Whether a Data Analyst is using SQL, Python, or Excel (among many tools) to analyze their dataset, an important question to ask is “Does the data belong?” as this step will be to clean the data. This ensures the attributes, columns, and values are correctly inputted. Human errors exist so it is imperative to check and confirm the information is accurate.
NOTE: Please create a backup copy of the original data in a separate file
Criteria to consider when cleaning data:
- Editing data
- Do you notice any inconsistencies in the case usage, extra spacing, formulas, non-printed characters, or spelling in the values?
2. Removing data
- What specific criteria are to be reviewed? (I.e. certain age, ethnicity, location, etc.). Remove irrelevant rows.
3. Formatting data
- Are the cells aligned correctly according to their number format?
- Do cells need to be separated? (i.e. names, location, etc.)
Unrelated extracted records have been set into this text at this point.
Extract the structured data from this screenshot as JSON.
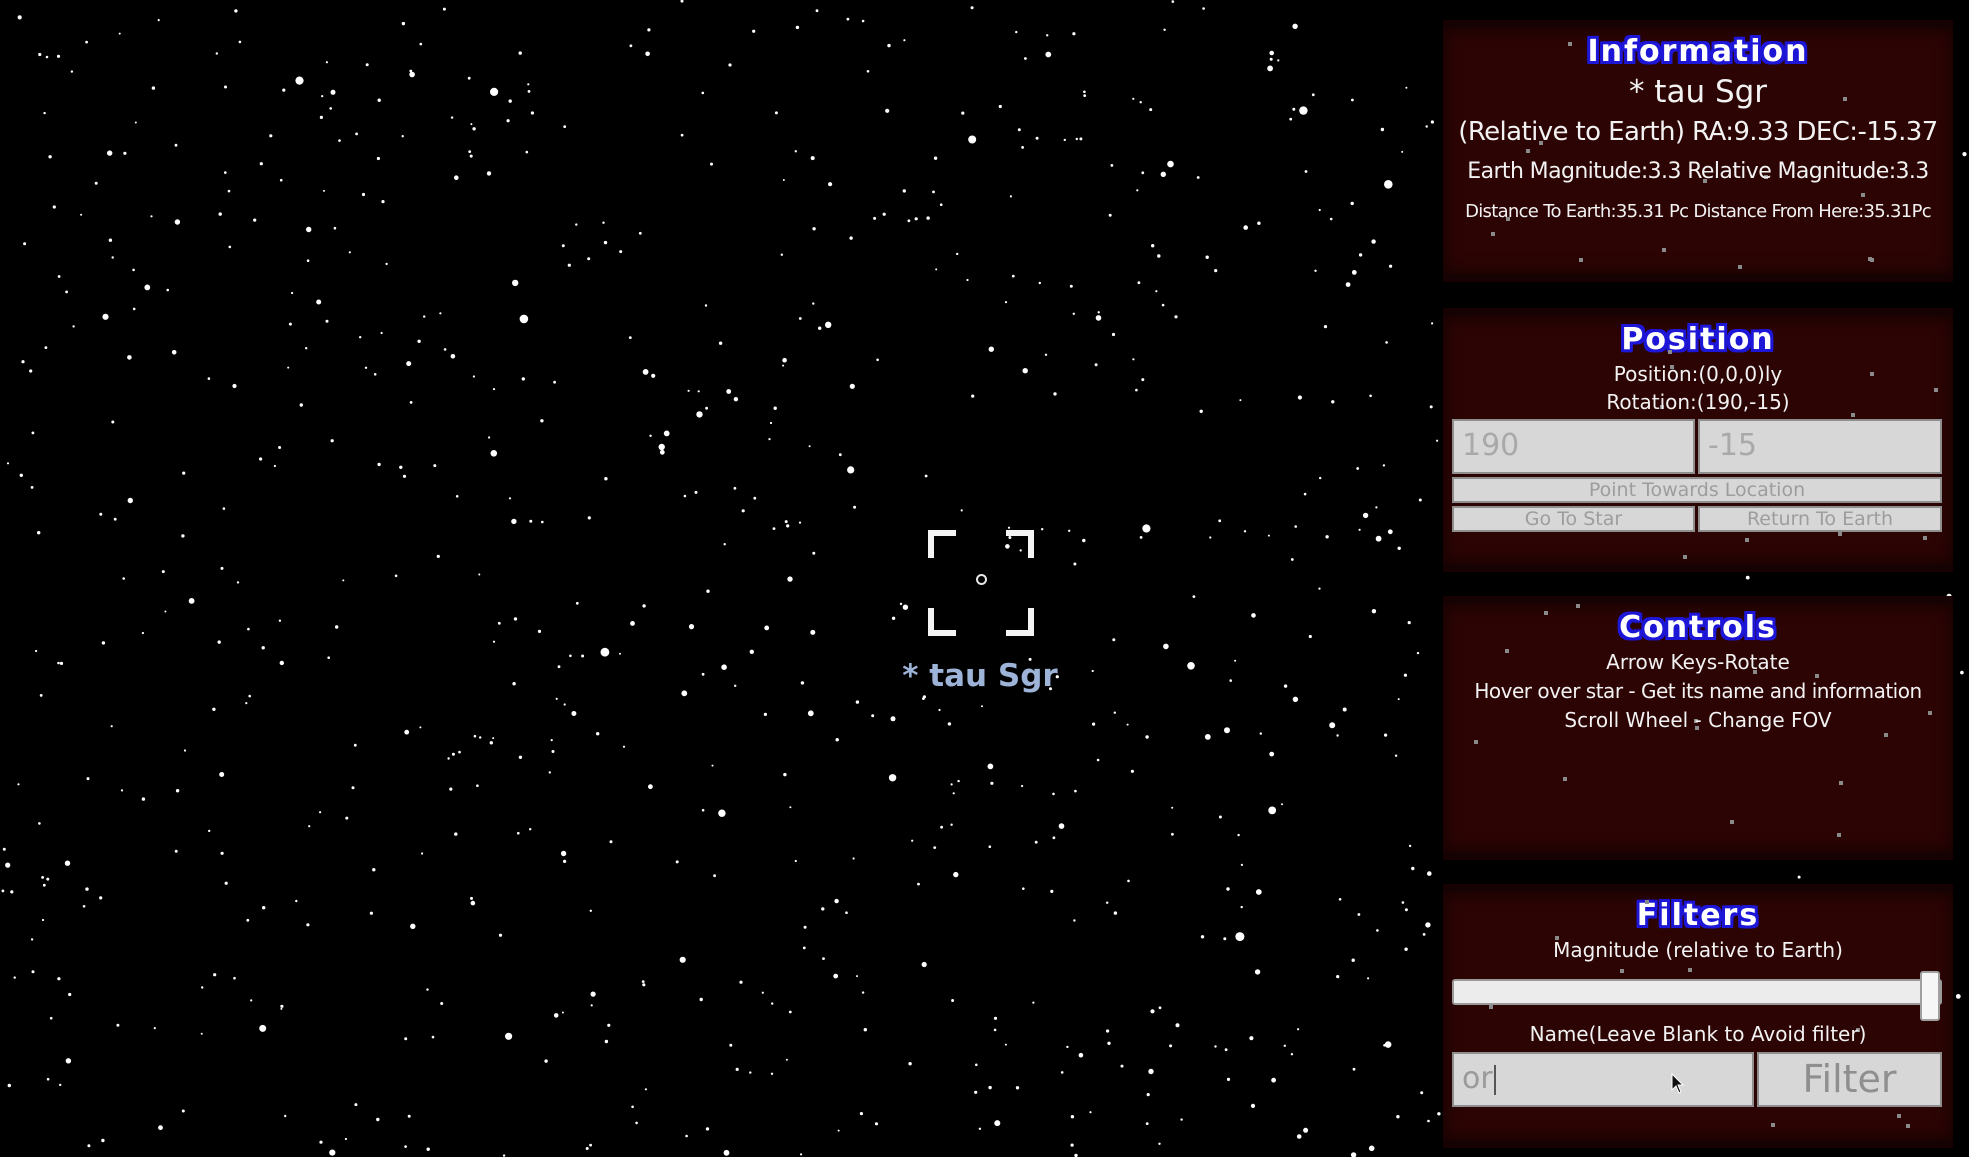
{
  "target": {
    "label": "* tau Sgr"
  },
  "information": {
    "title": "Information",
    "star_name": "* tau Sgr",
    "coords": "(Relative to Earth) RA:9.33 DEC:-15.37",
    "magnitude": "Earth Magnitude:3.3 Relative Magnitude:3.3",
    "distance": "Distance To Earth:35.31 Pc Distance From Here:35.31Pc"
  },
  "position": {
    "title": "Position",
    "position_text": "Position:(0,0,0)ly",
    "rotation_text": "Rotation:(190,-15)",
    "input_x": "190",
    "input_y": "-15",
    "point_button": "Point Towards Location",
    "goto_button": "Go To Star",
    "return_button": "Return To Earth"
  },
  "controls": {
    "title": "Controls",
    "lines": [
      "Arrow Keys-Rotate",
      "Hover over star - Get its name and information",
      "Scroll Wheel - Change FOV"
    ]
  },
  "filters": {
    "title": "Filters",
    "magnitude_label": "Magnitude (relative to Earth)",
    "magnitude_value": 1.0,
    "name_label": "Name(Leave Blank to Avoid filter)",
    "name_value": "or",
    "filter_button": "Filter"
  },
  "colors": {
    "panel_bg": "#2c0404",
    "title_outline": "#1d16d6",
    "label_color": "#9db3d8"
  }
}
- Are the times and dates showing properly? Should they be separated?
4. Duplicated data
- Is there more than 1 entry showing the same information?
5. Mislabeled columns
- Have you examined the column labels to ensure they are correctly titled?
6. Missing values
- Are there values showing as NaN or NaT? Replace the values with the Median/Mean if the dataset is small and do not apply this method to categorical columns.
- Alternatively, for categorical data types, replace the data with the most frequent values within each column.
- Outliers should only be removed if the data entry was added or measured incorrectly. A data analyst must consider the validity of the outlier and how removing the outlier impacts the outcome.
These are some methods for cleaning the dataset. What can you recommend to clean the data to prepare the next step of exploratory data analysis?